Após exames e entrevistas, a conclusão foi que a audição de todos os participantes se apresentava dentro da normalidade. “Um dos motivos que pode explicar a preservação dos limiares auditivos [mínima intensidade sonora que uma pessoa consegue escutar] é a faixa etária da população estudada e seu tempo de atuação, na maioria dela inferior a dez anos”, explica Karina.

A partir do resultado geral, os pesquisadores destrincharam as análises de cada tópico e indivíduo, chegando a mais conclusões. Evidenciou-se, por exemplo, que o avanço da idade pode contribuir para a diminuição da acuidade auditiva em frequências mais agudas. “De acordo com o avanço da idade, o organismo todo acaba perdendo células, outras envelhecem, e o mesmo acontece com a audição”, compara Karina. Essa perda de audição causada pelo envelhecimento recebe o nome de Presbiacusia.

Na análise individual de Altas Frequências (acima de oito mil hertz), detectou-se, em dois participantes do grupo 1 e em um do grupo 2, a presença de entalhe audiométrico, ou seja, um rebaixamento na capacidade auditiva. A explicação para este fenômeno existir, mas não ser geral, depende de dois fatores: nível de exposição sonora (quantas horas e com que frequência) e susceptibilidade individual. “Se a pessoa tem uma atividade diária muito agitada, toca em bares, na escola, podemos considerar que esse indivíduo se expõe mais. Esses participantes podem possuir também uma maior sensibilidade auditiva. Um indivíduo exposto às mesmas horas e condições que outro pode não sofrer nada e, este, se tiver o que chamamos de audição de vidro ou cristal, sim”, explica Karina.

Um indivíduo exposto às mesmas horas e condições que outro pode não sofrer nada e, e se tiver o que chamamos de audição de vidro ou cristal, sim.

A partir das entrevistas foi possível verificar também uma significativa percepção de nível sonoro intenso em ambientes de apresentação musical, associado ao sintoma auditivo comumente relatado como “zumbido”. Karina conta que todos os estudantes relataram sentir zumbidos no ouvido imediatamente após suas apresentações e um aluno afirmou ainda ter a sensação de zumbido constante. A fonoaudióloga explica que, no zumbido, ainda não aconteceu perda auditiva, mas o ouvido pode estar dando um aviso: “Quando uma célula para de funcionar na cóclea [região da orelha interna], outra tenta ‘cobrir’ aquele lugar e o zumbido acontece exatamente quando uma célula está querendo fazer a função de outra”, afirma.
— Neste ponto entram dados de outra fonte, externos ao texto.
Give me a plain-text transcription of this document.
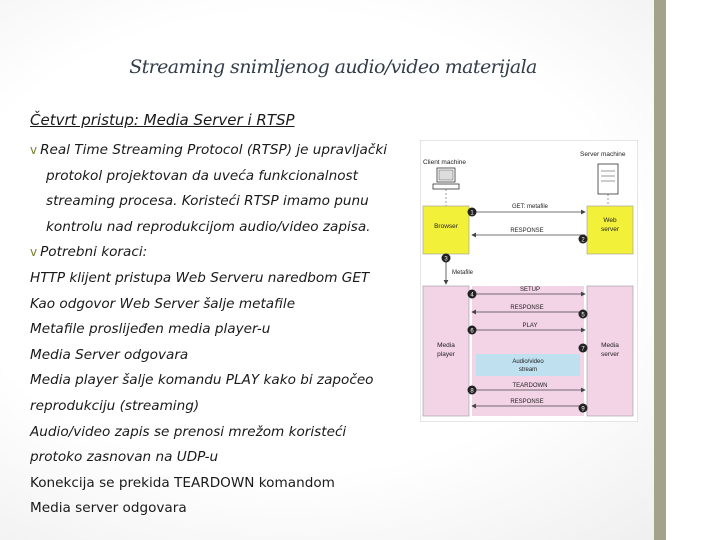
Streaming snimljenog audio/video materijala
Četvrt pristup: Media Server i RTSP
v Real Time Streaming Protocol (RTSP) je upravljački
protokol projektovan da uveća funkcionalnost
streaming procesa. Koristeći RTSP imamo punu
kontrolu nad reprodukcijom audio/video zapisa.
v Potrebni koraci:
HTTP klijent pristupa Web Serveru naredbom GET
Kao odgovor Web Server šalje metafile
Metafile proslijeđen media player-u
Media Server odgovara
Media player šalje komandu PLAY kako bi započeo
reprodukciju (streaming)
Audio/video zapis se prenosi mrežom koristeći
protoko zasnovan na UDP-u
Konekcija se prekida TEARDOWN komandom
Media server odgovara
Client machine
Server machine
Browser
Web
server
GET: metafile
RESPONSE
Metafile
Media
player
Media
server
SETUP
RESPONSE
PLAY
Audio/video
stream
TEARDOWN
RESPONSE
1
2
3
4
5
6
7
8
9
Por uma regulamentação para a classe musical

Uma das intenções da pesquisa é ressaltar a importância e necessidade, a partir da relevância dos achados auditivos durante o trabalho, da criação de uma Norma Regulamentadora específica para a classe musical, que zele em benefício de sua saúde ocupacional. “Com exceção da Suécia, não existe uma norma assim para músicos, que estipule um nível máximo de exposição diária associada às horas. Atualmente, vemos isso só para trabalha- dores de indústrias”. Mas ela espera também ver o envolvimento de outras áreas da saúde na melhoria da qualidade de vida dos músicos.

Com exceção da Suécia, não existe uma norma assim para músicos, que estipule um nível máximo de exposição diária associada às horas.

Profissionais de Terapia Ocupacional e Fisioterapia poderiam contribuir, por exemplo, com a postura dos instrumentistas que, se não for correta, pode gerar muitas dores e prejudicar seu próprio trabalho. Karina cita ainda a participação da Odontologia, que exigirá uma área específica para músicos que tocam instrumentos de sopro. “Como ainda não existe essa Norma, procurei avaliar os músicos não só em sua parte auditiva, porque há outras áreas em que eles também necessitam ter saúde e qualidade”, diz Karina.